聖火リレーを通じて地域に恩返し
政治山 / 2021年8月28日 8時0分
「人材を変え、組織を変え、地域を変える」ことを目的に自治体職員のリーダーを育成する実践的な研究会「早稲田大学マニフェスト研究所 人材マネジメント部会」受講生による連載コラム。研修で学び得たもの、意識改革や組織変化の実例などを綴っていただきます。
◇
2021年6月26日。山梨県市川三郷町の聖火ランナーとして職場である役場前を走った。新型コロナウィルスの感染拡大が予断を許さないような状況の中で、公道にて聖火リレーを開催してくださった実行委員の皆様に改めて感謝申し上げたい。聖火リレーを走ったことをこの連載に書くことは関係のないことだとお思いの方も多くいると思うが、私にとって人材マネジメント部会との出会いが聖火ランナーにつながる大きな分岐点となった。
町のことを知って気づいた危機、聖火ランナーへの応募現在入庁6年目の私は、4年目の時に人材マネジメント部会に参加した。所属していた課も変わらずいつも通りの一年が始まると思っていた私にとって、部会での経験は目から鱗のことばかりであり、多くのことを学ぶことができた。その中でも、「自分事として捉える」ことの大切さを改めて学んだ。恥ずかしながら私は、入庁4年目だったのにも関わらず、これまで生まれ育ってきた自分の町のことを大まかにしか理解できていなかった。
そのような中で最初の部会で与えられた課題が自分の町について調べることであった。町の人口・年齢構成や自組織の人数・年齢構成、財政状況について平成元年から現在、そして10年後に至るまでを実際の数字を出して考察をした。この時に、自分の町について深く知ることができたことは本当に良かった。考察をする中で、市川三郷町が迎えるであろう「危機」を強く思い知らされた。

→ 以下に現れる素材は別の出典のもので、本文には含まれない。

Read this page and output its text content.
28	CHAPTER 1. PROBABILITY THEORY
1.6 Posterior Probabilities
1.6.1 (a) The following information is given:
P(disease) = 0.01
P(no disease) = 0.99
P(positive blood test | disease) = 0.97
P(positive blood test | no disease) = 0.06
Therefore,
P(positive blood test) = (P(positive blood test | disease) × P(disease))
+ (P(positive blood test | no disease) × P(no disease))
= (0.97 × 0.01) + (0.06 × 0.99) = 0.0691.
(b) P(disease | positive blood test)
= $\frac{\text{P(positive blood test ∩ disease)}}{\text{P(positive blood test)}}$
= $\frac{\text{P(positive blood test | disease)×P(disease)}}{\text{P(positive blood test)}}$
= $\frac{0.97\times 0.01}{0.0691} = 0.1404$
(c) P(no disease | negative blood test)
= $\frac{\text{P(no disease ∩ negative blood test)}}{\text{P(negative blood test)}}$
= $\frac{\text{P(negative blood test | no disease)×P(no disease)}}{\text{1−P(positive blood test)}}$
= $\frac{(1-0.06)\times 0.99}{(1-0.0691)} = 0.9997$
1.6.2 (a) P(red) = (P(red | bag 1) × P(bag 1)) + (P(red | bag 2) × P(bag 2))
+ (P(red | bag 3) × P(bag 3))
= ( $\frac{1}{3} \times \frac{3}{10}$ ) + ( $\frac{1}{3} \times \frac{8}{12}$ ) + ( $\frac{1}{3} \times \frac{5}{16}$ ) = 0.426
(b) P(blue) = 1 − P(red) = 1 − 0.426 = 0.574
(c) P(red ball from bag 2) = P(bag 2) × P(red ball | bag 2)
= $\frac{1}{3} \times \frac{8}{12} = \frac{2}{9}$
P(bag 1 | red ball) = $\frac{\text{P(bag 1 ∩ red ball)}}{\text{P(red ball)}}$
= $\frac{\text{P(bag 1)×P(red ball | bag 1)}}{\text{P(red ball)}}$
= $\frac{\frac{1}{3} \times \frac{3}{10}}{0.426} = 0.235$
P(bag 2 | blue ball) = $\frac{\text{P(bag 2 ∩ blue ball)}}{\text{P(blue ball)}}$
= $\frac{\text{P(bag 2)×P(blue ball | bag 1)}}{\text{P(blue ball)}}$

ちょうど同じ時期に東京2020オリンピック聖火リレーのランナー募集があった。聖火リレーのコンセプトは「Hope Lights Our Way~ 希望の道を、つなごう。」。日本で開催されるオリンピックだからこそ地元に回ってくる聖火。この機会を地域のために活用できないかと考えた。
同年代の方々に伝えたいメッセージ市川三郷町が迎えるであろう危機。それは人口が大幅に減少していき町がなくなっていくことである。町について調べる中で特に人口減少に目がいき、生産年齢人口(15~64歳)の中の20~34歳の減少幅が大きいことに気づいた。20~34歳の方々が町を出ていくということは、今後の街の活性力がなくなっていくことではないかと怖くなった。同時になぜ町を出て行ってしまうのだろうと考えた。おそらく地元の町に働く場所がなく、県外や他市町村へ出てってしまうという方が多いと考えられる。
このような自分の町の危機に対して私にできることは何かと考えた結果が、聖火ランナーへの応募であった。雇用を生み出すことは私一人ですぐにどうにかできることではない。しかし、聖火ランナーへの応募であればすぐにできる。聖火リレーを走ることで地元に雇用が生まれるわけでも、若い方々が出ていくのを止められるわけでもない。それでも、私が聖火リレーという世界的な大イベントで地元を走ることによって、同年代の方々に、「この町はまだ死んでいない」というメッセージを伝え、いっしょに地元を盛り上げていけるのでないかと思った。
私は地元への想いと危機を書き、すぐに応募した。選考委員会の方に想いが届いたのか、2019年12月に私は地元市川三郷町の聖火ランナーに選ばれた。
迎えた当日、新型コロナウイルスの影響で1年延期になったり、公道での開催の危機があったりと多くの試練があったが、無事に公道で地元の皆様の前で、しかも勤務先の役場の前を走ることができた。走っている時に見た地元のみんなの笑顔は今でも忘れられない。また、走った後には多くの人から「感動をありがとう」「良い笑顔だったよ」と声をかけてもらった。具体的な数字やデータはないが、このような社会情勢・地元の危機の中で市川三郷町に元気を届けられたのではないかと思った。
これからの市川三郷町のために今回私はすぐに聖火ランナーへの応募という行動を起こした。なぜそのように素早く行動できたのか。それはおそらく自分の町のことを「自分事として捉える」ことができたからである。
自分事として捉える…簡単そうに見えてけっこう難しい。私自身もたまたま人材マネジメント部会に参加していてそのような考え方を教えてもらっていたから、行動に移すことができたのだと思う。人材マネジメント部会との出会いに本当に感謝している。しかし、聖火リレーを走ったからといって町の課題が解決するわけではない。これからも、聖火リレーの時のみんなの笑顔とあのときの盛り上がり、そして「自分事として捉える」ということを忘れずに、地元市川三郷町のために尽力していきたい。